I suppose improving journalistic storytelling online is a good thing, and reading online journalism is better than reading no journalism. I should never say never about becoming a reader of online news.
But as Howard Weaver also said, print journalism is about great storytelling and staying mission-focused on the communities newspapers serve, Lail reported.
Yes, it’s about the storytelling. For me, that means in print — newsprint.
I am a dying breed. I am a newspaper reader.










I, too, am a newspaper reader. I started reading on the living room floor as a child because the breakfast table was not big enough for all of us to read at once. My family would negotiate for sections we hadn't read yet.
I have tried to get my children interested in reading the paper, and occasionally my son will look at the Mini Page and do the puzzles inside. At this point, it appears they will not be long-time newspaper readers and I know I will be ceding ground to them for my future information.
I think newspapers hold great appeal for me because I am a visual and tactile learner. The newspaper delivers wonderful serendipity I have yet to achieve with the internet versions. The other appeal is I know when I am done with the written word, the printed newspaper. On the internet, I can drill down eternally into the worm hole...

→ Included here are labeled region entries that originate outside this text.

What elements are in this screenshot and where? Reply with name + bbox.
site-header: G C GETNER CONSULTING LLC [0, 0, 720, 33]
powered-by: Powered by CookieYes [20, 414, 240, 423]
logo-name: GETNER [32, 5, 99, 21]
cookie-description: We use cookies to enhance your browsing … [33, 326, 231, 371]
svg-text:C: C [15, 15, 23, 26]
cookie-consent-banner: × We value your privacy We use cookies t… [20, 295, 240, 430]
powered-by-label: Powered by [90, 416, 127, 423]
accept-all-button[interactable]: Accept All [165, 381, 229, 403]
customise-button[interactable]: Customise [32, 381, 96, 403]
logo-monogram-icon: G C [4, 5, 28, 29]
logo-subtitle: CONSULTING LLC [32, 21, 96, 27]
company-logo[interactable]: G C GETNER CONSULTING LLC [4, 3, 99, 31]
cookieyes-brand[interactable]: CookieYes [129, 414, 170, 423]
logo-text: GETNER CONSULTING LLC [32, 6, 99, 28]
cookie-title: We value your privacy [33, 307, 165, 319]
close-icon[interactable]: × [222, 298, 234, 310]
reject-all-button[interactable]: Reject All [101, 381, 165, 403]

Storytelling? You mean just keeping to the left-wing narrative.
If newspapers did less storytelling and more reporting, I might still be reading them.
I'm posting this on behalf of Stephane Dangel, who had technical problems posting:
Stephane Dangel said…
As a journalist, teacher and storytelling practicioner in France, I'm very interestd in the future of news teratment (and newspapers).
Some trends :
- interaction with readers and continuous coverage of news : twitter and tumblr are more and more commonly used by journalists
- networked journalism : Jeff Jarvis from buzzmachine says to journalists "do what you do best, link to the rest" (on the web) (see MoneyMeltDown)
- collaborative journalism : real life people are the authors of the newspaper, framed by real journalists (in France, we have lepost.fr)
Thanks to all for your comments. I especially like Mary K's comment:
Keith, I'm sorry you feel the way you do about newspapers. I read one newspaper that leans Democratic and one that leans Republican, so I have difficulty lumping ALL newspapers into the category of "left-wing narrative."